Tick gut, iron metabolism and blood digestion
Mapping of hemoglobinolytic peptidases in the gut of the tick Ixodes ricinus
Ticks are vectors for a variety of viral, bacterial and parasitic disease in human and domestic animals. As obligate blood-feeders, one possible strategy to control ticks or retard disease transmission is to impair parasite’s ability to digest host proteins. Our research on tick digestive machinery is performed in tight cooperation with Peptidase laboratory of Dr. Michael Mareš at the Institute of Organic Chemistry and Biochemistry, ASCR, Prague and the Laboratory of Prof. James McKerrow and Conor R. Caffrey at the Sandler Centre for Basic Research in Parasitic Diseases, UCSF, San Francisco.

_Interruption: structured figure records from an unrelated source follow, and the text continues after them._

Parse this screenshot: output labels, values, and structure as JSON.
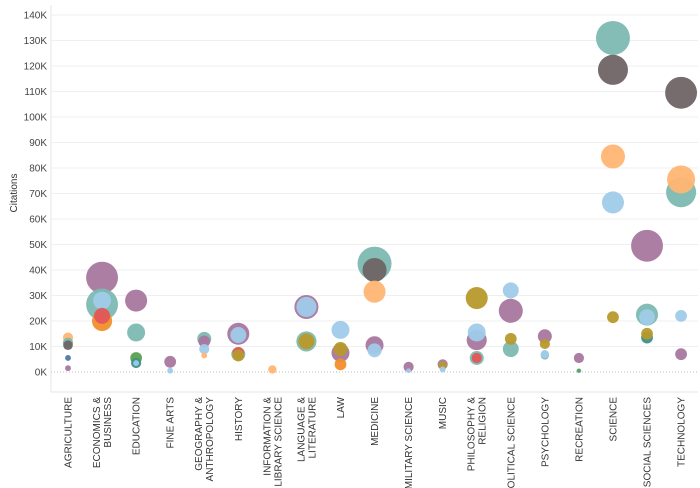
{
  "chart_data": {
    "type": "scatter",
    "subtype": "bubble",
    "title": "",
    "xlabel": "",
    "ylabel": "Citations",
    "ylim": [
      -8000,
      143000
    ],
    "y_ticks": [
      0,
      10000,
      20000,
      30000,
      40000,
      50000,
      60000,
      70000,
      80000,
      90000,
      100000,
      110000,
      120000,
      130000,
      140000
    ],
    "y_tick_labels": [
      "0K",
      "10K",
      "20K",
      "30K",
      "40K",
      "50K",
      "60K",
      "70K",
      "80K",
      "90K",
      "100K",
      "110K",
      "120K",
      "130K",
      "140K"
    ],
    "grid": true,
    "legend": "none",
    "categories": [
      {
        "label": [
          "AGRICULTURE"
        ]
      },
      {
        "label": [
          "ECONOMICS &",
          "BUSINESS"
        ]
      },
      {
        "label": [
          "EDUCATION"
        ]
      },
      {
        "label": [
          "FINE ARTS"
        ]
      },
      {
        "label": [
          "GEOGRAPHY &",
          "ANTHROPOLOGY"
        ]
      },
      {
        "label": [
          "HISTORY"
        ]
      },
      {
        "label": [
          "INFORMATION &",
          "LIBRARY SCIENCE"
        ]
      },
      {
        "label": [
          "LANGUAGE &",
          "LITERATURE"
        ]
      },
      {
        "label": [
          "LAW"
        ]
      },
      {
        "label": [
          "MEDICINE"
        ]
      },
      {
        "label": [
          "MILITARY SCIENCE"
        ]
      },
      {
        "label": [
          "MUSIC"
        ]
      },
      {
        "label": [
          "PHILOSOPHY &",
          "RELIGION"
        ]
      },
      {
        "label": [
          "POLITICAL SCIENCE"
        ]
      },
      {
        "label": [
          "PSYCHOLOGY"
        ]
      },
      {
        "label": [
          "RECREATION"
        ]
      },
      {
        "label": [
          "SCIENCE"
        ]
      },
      {
        "label": [
          "SOCIAL SCIENCES"
        ]
      },
      {
        "label": [
          "TECHNOLOGY"
        ]
      }
    ],
    "colors": {
      "purple": "#a9779f",
      "teal": "#7cb9b1",
      "lightblue": "#9fcbe9",
      "orange": "#f28e2b",
      "lightorange": "#ffb574",
      "darkgray": "#6f6465",
      "olive": "#b7992b",
      "green": "#59a14f",
      "darkblue": "#4e79a7",
      "red": "#e15759",
      "darkteal": "#3f8f8a"
    },
    "points": [
      {
        "cat": 0,
        "value": 13500,
        "size": 9,
        "color": "lightorange"
      },
      {
        "cat": 0,
        "value": 11500,
        "size": 9,
        "color": "teal"
      },
      {
        "cat": 0,
        "value": 10500,
        "size": 8,
        "color": "darkgray"
      },
      {
        "cat": 0,
        "value": 5500,
        "size": 3,
        "color": "darkblue"
      },
      {
        "cat": 0,
        "value": 1500,
        "size": 3,
        "color": "purple"
      },
      {
        "cat": 1,
        "value": 37000,
        "size": 88,
        "color": "purple"
      },
      {
        "cat": 1,
        "value": 26500,
        "size": 88,
        "color": "teal"
      },
      {
        "cat": 1,
        "value": 22000,
        "size": 22,
        "color": "red"
      },
      {
        "cat": 1,
        "value": 28000,
        "size": 28,
        "color": "lightblue"
      },
      {
        "cat": 1,
        "value": 20000,
        "size": 35,
        "color": "orange"
      },
      {
        "cat": 2,
        "value": 28000,
        "size": 42,
        "color": "purple"
      },
      {
        "cat": 2,
        "value": 15500,
        "size": 28,
        "color": "teal"
      },
      {
        "cat": 2,
        "value": 5500,
        "size": 12,
        "color": "green"
      },
      {
        "cat": 2,
        "value": 3500,
        "size": 9,
        "color": "darkteal"
      },
      {
        "cat": 2,
        "value": 3500,
        "size": 3,
        "color": "lightblue"
      },
      {
        "cat": 3,
        "value": 4000,
        "size": 12,
        "color": "purple"
      },
      {
        "cat": 3,
        "value": 500,
        "size": 3,
        "color": "lightblue"
      },
      {
        "cat": 4,
        "value": 12000,
        "size": 12,
        "color": "purple"
      },
      {
        "cat": 4,
        "value": 13000,
        "size": 17,
        "color": "teal"
      },
      {
        "cat": 4,
        "value": 9000,
        "size": 9,
        "color": "lightblue"
      },
      {
        "cat": 4,
        "value": 6500,
        "size": 3,
        "color": "lightorange"
      },
      {
        "cat": 5,
        "value": 15000,
        "size": 42,
        "color": "purple"
      },
      {
        "cat": 5,
        "value": 14500,
        "size": 22,
        "color": "lightblue"
      },
      {
        "cat": 5,
        "value": 7000,
        "size": 17,
        "color": "teal"
      },
      {
        "cat": 5,
        "value": 7500,
        "size": 12,
        "color": "red"
      },
      {
        "cat": 5,
        "value": 6500,
        "size": 12,
        "color": "olive"
      },
      {
        "cat": 6,
        "value": 1000,
        "size": 6,
        "color": "lightorange"
      },
      {
        "cat": 7,
        "value": 25500,
        "size": 50,
        "color": "purple"
      },
      {
        "cat": 7,
        "value": 25500,
        "size": 35,
        "color": "lightblue"
      },
      {
        "cat": 7,
        "value": 12000,
        "size": 35,
        "color": "teal"
      },
      {
        "cat": 7,
        "value": 12000,
        "size": 22,
        "color": "olive"
      },
      {
        "cat": 8,
        "value": 16500,
        "size": 28,
        "color": "lightblue"
      },
      {
        "cat": 8,
        "value": 7500,
        "size": 28,
        "color": "purple"
      },
      {
        "cat": 8,
        "value": 9000,
        "size": 17,
        "color": "olive"
      },
      {
        "cat": 8,
        "value": 3000,
        "size": 12,
        "color": "orange"
      },
      {
        "cat": 9,
        "value": 40000,
        "size": 50,
        "color": "darkgray"
      },
      {
        "cat": 9,
        "value": 42500,
        "size": 100,
        "color": "teal"
      },
      {
        "cat": 9,
        "value": 31500,
        "size": 42,
        "color": "lightorange"
      },
      {
        "cat": 9,
        "value": 10500,
        "size": 28,
        "color": "purple"
      },
      {
        "cat": 9,
        "value": 8500,
        "size": 17,
        "color": "lightblue"
      },
      {
        "cat": 10,
        "value": 2000,
        "size": 9,
        "color": "purple"
      },
      {
        "cat": 10,
        "value": 500,
        "size": 2,
        "color": "lightblue"
      },
      {
        "cat": 11,
        "value": 3000,
        "size": 9,
        "color": "purple"
      },
      {
        "cat": 11,
        "value": 2500,
        "size": 6,
        "color": "olive"
      },
      {
        "cat": 11,
        "value": 1000,
        "size": 3,
        "color": "lightblue"
      },
      {
        "cat": 12,
        "value": 29000,
        "size": 42,
        "color": "olive"
      },
      {
        "cat": 12,
        "value": 12500,
        "size": 35,
        "color": "purple"
      },
      {
        "cat": 12,
        "value": 15500,
        "size": 28,
        "color": "lightblue"
      },
      {
        "cat": 12,
        "value": 5500,
        "size": 17,
        "color": "teal"
      },
      {
        "cat": 12,
        "value": 5500,
        "size": 9,
        "color": "red"
      },
      {
        "cat": 13,
        "value": 32000,
        "size": 22,
        "color": "lightblue"
      },
      {
        "cat": 13,
        "value": 24000,
        "size": 50,
        "color": "purple"
      },
      {
        "cat": 13,
        "value": 9000,
        "size": 22,
        "color": "teal"
      },
      {
        "cat": 13,
        "value": 13000,
        "size": 12,
        "color": "olive"
      },
      {
        "cat": 14,
        "value": 14000,
        "size": 17,
        "color": "purple"
      },
      {
        "cat": 14,
        "value": 11000,
        "size": 9,
        "color": "olive"
      },
      {
        "cat": 14,
        "value": 6500,
        "size": 6,
        "color": "teal"
      },
      {
        "cat": 14,
        "value": 7000,
        "size": 6,
        "color": "lightblue"
      },
      {
        "cat": 15,
        "value": 5500,
        "size": 9,
        "color": "purple"
      },
      {
        "cat": 15,
        "value": 500,
        "size": 2,
        "color": "teal"
      },
      {
        "cat": 15,
        "value": 500,
        "size": 1,
        "color": "green"
      },
      {
        "cat": 16,
        "value": 131000,
        "size": 100,
        "color": "teal"
      },
      {
        "cat": 16,
        "value": 118500,
        "size": 78,
        "color": "darkgray"
      },
      {
        "cat": 16,
        "value": 84500,
        "size": 50,
        "color": "lightorange"
      },
      {
        "cat": 16,
        "value": 66500,
        "size": 42,
        "color": "lightblue"
      },
      {
        "cat": 16,
        "value": 21500,
        "size": 12,
        "color": "olive"
      },
      {
        "cat": 17,
        "value": 49500,
        "size": 88,
        "color": "purple"
      },
      {
        "cat": 17,
        "value": 22500,
        "size": 42,
        "color": "teal"
      },
      {
        "cat": 17,
        "value": 21500,
        "size": 22,
        "color": "lightblue"
      },
      {
        "cat": 17,
        "value": 13500,
        "size": 12,
        "color": "darkteal"
      },
      {
        "cat": 17,
        "value": 15000,
        "size": 12,
        "color": "olive"
      },
      {
        "cat": 18,
        "value": 109500,
        "size": 88,
        "color": "darkgray"
      },
      {
        "cat": 18,
        "value": 70500,
        "size": 78,
        "color": "teal"
      },
      {
        "cat": 18,
        "value": 75500,
        "size": 68,
        "color": "lightorange"
      },
      {
        "cat": 18,
        "value": 22000,
        "size": 12,
        "color": "lightblue"
      },
      {
        "cat": 18,
        "value": 7000,
        "size": 12,
        "color": "purple"
      }
    ]
  }
}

We have started the research in this field working on the model soft tick Ornithodoros moubata, in which we have characterized the cysteine protease inhibitors of cystatin type (Grunclová et al., 2006, Salát et al., 2010). At present, we are focused on the hard tick Ixodes ricinus, the relevant European vector of tick-borne encephalitis and Lyme disease. We subsequently characterize the main players involved in the blood digestion, e.g. the asparaginyl endopeptidase, the first legumain described in arthropods (Sojka et al., 2007). In addition, we use the three-pronged strategy including reverse genetic approach, immunohistochemistry and selective inhibitor based proteomic analysis of the gut extract to decipher the entire peptidase network involved in the blood digestion in the tick gut cells (Sojka et al., 2008; Horn et al., 2009). The digestive network comprising a successive action of aspartic and cysteine peptidases displays a remarkable similarity with distant hematophagous parasites such as nematodes and flatworms. This indicates that cystein/aspartic peptidase system for blood digestion is evolutionarily conserved but it differs substantially from blood-sucking insects relying mainly on serine peptidases. An improved insight in the tick digestion promises to discover the most vulnerable ‘Achilles heels’ in the process which may in further lead to candidates for an efficient ‘anti-tick’ vaccine.